Chiminyo / I Am Panda (Gearbox Records)
Ouvert à de multiples influences musicales, le brit jazz connait depuis quelques années une explosion de talents parmi lesquels le saxophoniste Shabaka Hutchings ou le tubiste Theon Cross. Signé par le label Gearbox, Chiminyo se distingue ainsi avec un premier Lp où la poésie et les sonorités synthétiques rivalisent d’audace. Variés mais cohérents, les arrangements permettent ainsi au batteur anglais d’imposer un univers personnel. Un constat significatif à l’écoute de l’onirique « Pan’s Call », ou bien encore du très climatique morceau-titre. Cette errance dans l’espace et le temps est également ponctuée par différents invités.
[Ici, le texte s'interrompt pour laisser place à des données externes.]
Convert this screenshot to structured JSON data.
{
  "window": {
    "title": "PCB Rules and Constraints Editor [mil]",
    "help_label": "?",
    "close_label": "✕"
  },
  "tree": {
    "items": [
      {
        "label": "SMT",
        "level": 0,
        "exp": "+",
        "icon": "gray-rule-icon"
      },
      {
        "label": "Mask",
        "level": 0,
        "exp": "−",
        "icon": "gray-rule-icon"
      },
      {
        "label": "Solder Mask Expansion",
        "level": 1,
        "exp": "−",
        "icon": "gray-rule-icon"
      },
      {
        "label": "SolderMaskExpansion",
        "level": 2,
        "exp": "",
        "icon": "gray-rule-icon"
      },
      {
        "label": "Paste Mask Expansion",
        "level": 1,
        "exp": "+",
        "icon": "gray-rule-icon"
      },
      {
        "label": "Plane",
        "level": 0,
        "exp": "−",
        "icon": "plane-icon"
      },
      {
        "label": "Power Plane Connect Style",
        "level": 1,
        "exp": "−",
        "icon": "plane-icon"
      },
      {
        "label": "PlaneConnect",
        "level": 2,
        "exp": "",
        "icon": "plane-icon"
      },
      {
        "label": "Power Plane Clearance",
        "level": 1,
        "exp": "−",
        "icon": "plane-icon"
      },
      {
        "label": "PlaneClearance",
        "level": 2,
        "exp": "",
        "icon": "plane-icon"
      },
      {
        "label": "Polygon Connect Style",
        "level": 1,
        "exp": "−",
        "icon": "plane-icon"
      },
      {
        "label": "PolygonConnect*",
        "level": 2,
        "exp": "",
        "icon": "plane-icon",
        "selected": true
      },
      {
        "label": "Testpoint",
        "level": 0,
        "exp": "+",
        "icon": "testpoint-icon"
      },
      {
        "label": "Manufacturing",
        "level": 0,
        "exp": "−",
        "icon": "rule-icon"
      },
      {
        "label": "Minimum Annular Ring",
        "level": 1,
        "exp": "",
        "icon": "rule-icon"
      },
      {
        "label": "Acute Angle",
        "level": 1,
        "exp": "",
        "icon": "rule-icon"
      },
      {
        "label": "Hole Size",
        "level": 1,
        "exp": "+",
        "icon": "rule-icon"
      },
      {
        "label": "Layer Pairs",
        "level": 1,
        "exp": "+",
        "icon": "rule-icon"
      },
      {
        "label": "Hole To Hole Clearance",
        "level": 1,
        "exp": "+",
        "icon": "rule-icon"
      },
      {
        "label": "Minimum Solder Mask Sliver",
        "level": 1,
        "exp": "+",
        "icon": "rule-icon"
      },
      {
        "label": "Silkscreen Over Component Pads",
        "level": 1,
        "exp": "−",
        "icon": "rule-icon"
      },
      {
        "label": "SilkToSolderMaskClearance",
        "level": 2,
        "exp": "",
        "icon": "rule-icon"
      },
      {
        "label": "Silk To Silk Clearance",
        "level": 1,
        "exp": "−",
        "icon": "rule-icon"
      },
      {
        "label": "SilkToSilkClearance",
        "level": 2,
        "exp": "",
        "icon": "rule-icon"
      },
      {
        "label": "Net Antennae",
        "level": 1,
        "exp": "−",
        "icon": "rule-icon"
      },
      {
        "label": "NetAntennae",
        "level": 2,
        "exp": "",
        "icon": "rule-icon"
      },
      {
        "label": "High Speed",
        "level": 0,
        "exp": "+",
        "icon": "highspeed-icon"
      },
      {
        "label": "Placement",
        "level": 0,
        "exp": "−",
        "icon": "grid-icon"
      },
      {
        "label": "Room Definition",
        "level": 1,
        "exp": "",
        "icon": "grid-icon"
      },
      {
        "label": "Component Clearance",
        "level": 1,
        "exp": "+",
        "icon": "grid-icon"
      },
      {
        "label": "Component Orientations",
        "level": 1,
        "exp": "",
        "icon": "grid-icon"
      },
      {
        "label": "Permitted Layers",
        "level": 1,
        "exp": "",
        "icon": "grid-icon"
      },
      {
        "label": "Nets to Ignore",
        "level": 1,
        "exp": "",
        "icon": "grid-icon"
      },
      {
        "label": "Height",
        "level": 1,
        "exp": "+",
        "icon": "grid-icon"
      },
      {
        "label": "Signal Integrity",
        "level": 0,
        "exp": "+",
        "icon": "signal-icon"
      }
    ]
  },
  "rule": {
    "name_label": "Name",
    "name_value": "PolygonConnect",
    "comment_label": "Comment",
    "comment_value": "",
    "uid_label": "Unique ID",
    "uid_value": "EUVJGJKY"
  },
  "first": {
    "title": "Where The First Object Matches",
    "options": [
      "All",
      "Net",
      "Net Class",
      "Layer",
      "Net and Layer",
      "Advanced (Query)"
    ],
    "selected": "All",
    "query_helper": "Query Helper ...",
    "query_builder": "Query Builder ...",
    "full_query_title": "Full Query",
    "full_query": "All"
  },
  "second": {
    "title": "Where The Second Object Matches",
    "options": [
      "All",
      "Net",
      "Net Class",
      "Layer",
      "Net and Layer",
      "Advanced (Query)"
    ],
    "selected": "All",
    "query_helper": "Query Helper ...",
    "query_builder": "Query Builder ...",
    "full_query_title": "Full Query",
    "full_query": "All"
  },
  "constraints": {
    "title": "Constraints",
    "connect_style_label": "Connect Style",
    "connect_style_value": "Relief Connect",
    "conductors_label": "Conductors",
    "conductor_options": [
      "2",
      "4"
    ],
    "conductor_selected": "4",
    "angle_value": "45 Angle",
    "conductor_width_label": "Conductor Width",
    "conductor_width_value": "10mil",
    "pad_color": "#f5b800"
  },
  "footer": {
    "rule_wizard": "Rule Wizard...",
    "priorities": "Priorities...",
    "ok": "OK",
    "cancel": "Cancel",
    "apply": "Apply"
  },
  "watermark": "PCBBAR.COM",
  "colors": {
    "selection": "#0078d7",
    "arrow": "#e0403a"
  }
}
Une richesse exprimée par Kweku Of Ghana alias K.O.G, qui confère une touche afrobeat du meilleur effet à « See Me ». Ou bien encore par la chanteuse Clara Serra Lopez, qui se distingue au travers de « Breathin’ ». Pourtant, c’est bien Dunja Botic qui apparait comme la révélation de cet opus. Puisant dans ses racines gréco-serbes, cette dernière impose avec « Pandora » une voix sertie par les arrangements psychédéliques de Chiminyo. Un final flamboyant, à l’image de la pochette inspirée par le peintre Gerhard Richter.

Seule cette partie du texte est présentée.